Disamping itu, naluri kaum musliminpun berbicara, yakni nostalgia - rindu kampung halaman, kampung halaman tempat mereka dilahirkan, tempat mereka dibesarkan. Dengan bumi ini, dengan tanahnya yang lapang, gunungnya, airnya, dengan semua itulah pertama kali mereka bicara, pertama kali mereka bersahabat. Diatas secercah tanah inilah mereka dipupuk tatkala mereka masih kecil dan di sana pula tempat-tinggal mereka sesudah mereka besar. Kesana hati orang dan perasaannya terikat, dan untuk itu pula dengan segala kekuatan dan hartanya ia pertahankan. Dikorbankannya semua tenaga dan hidupnya. Sesudah mati, di tempat itu harapannya akan dikuburkan. Ia mau kembali kedalam tanah tempat ia dijadikan itu.

Naluri inilah yang lebih keras mendorong hati kaum Muhajirin daripada motif-motif lain. Selalu terpikir oleh mereka bagaimana seharusnya sikap mereka itu menghadapi Quraisy. Tetapi yang sudah terang, sikap itu bukanlah sikap menyerah atau sikap menghambakan diri. Sudah cukup sabar mereka selama tiga belas tahun terus-menerus menanggung penderitaan. Islam tidak membenarkan adanya sikap lemah, putus asa atau menyerah bagi mereka yang sudah menanggung penderitaan dan sampai hijrah karenanya.
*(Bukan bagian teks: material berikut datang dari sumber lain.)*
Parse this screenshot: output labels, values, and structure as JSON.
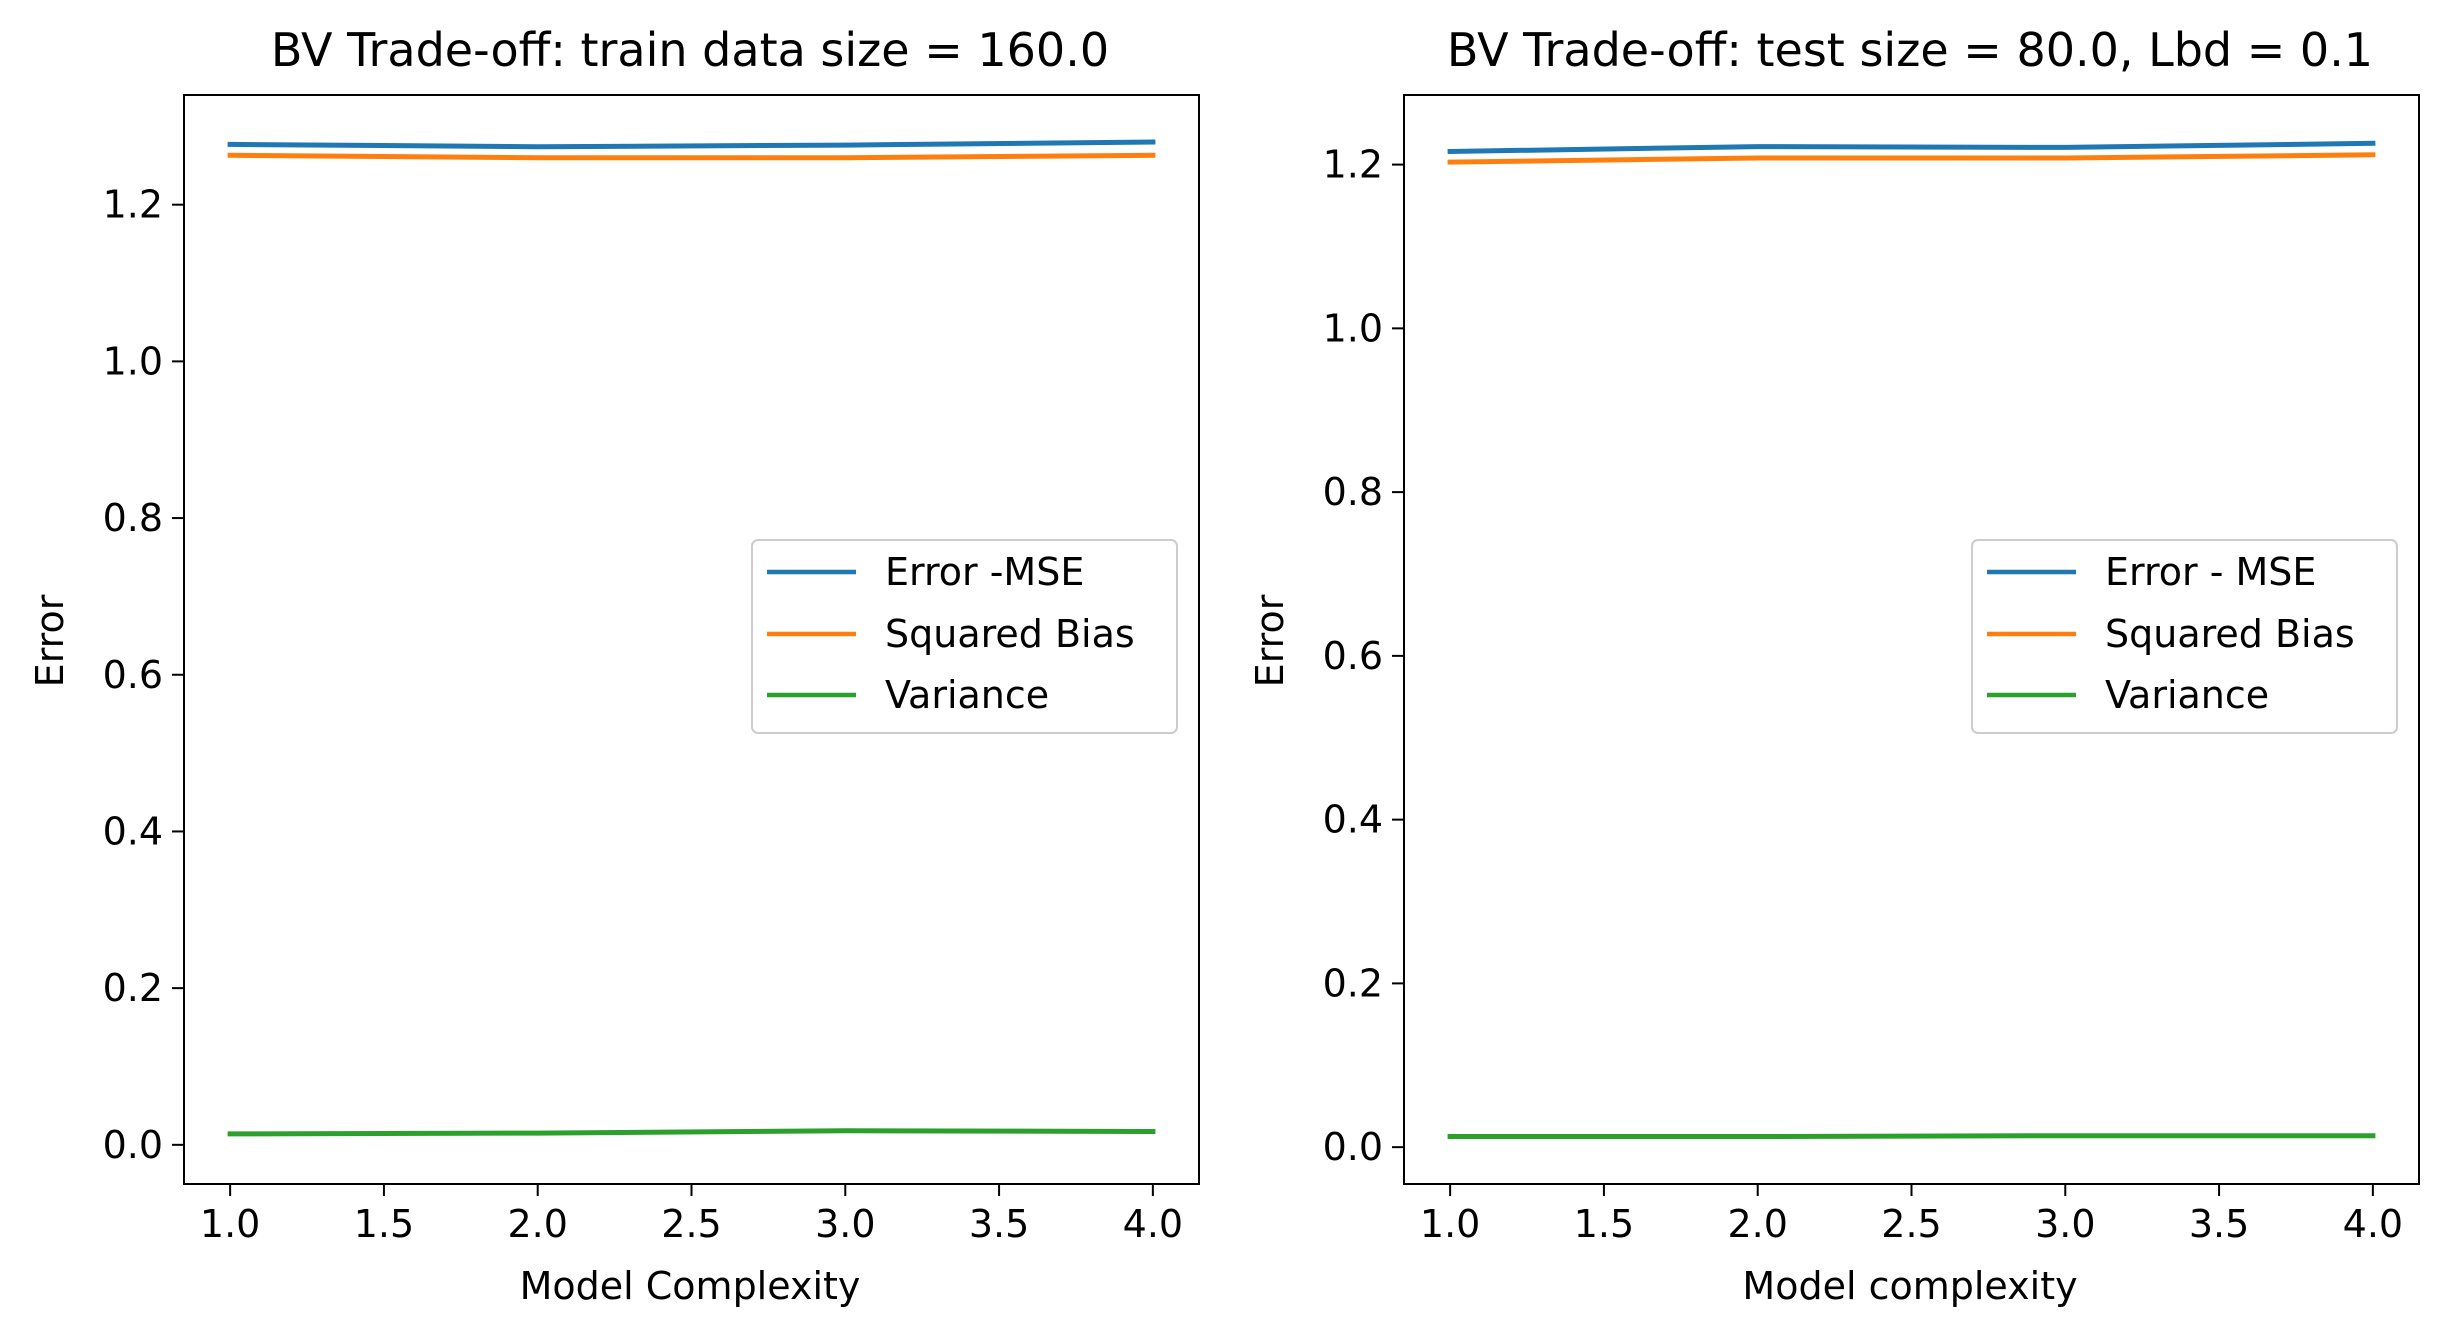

Apabila sikap permusuhan itu memang dibenci dan tidak dibenarkan, sebaliknya yang diperkuat dan dianjurkan adalah sikap persaudaraan, tapi di samping itu yang juga diharuskan ialah membela diri, membela kehormatan, membela kebebasan ber-dien dan membela tanah air. Untuk membela inilah Muhammad mengadakan Ikrar 'Aqaba yang kedua dengan penduduk Yathrib. Tetapi bagaimanakah kaum Muhajirin itu akan menunaikan kewajibannya kepada Allah, tanggung jawab kepada "Rumah Suci" warisan Ibrahim, kepada tanah air, Mekah yang mereka cintai itu? Kearah inilah politik Muhammad dan kaum Muslimin itu ditujukan, sampai selesai ia kelak menaklukkan Mekah, dan Dien Allah serta seruan kebenaranpun akan terjunjung tinggi.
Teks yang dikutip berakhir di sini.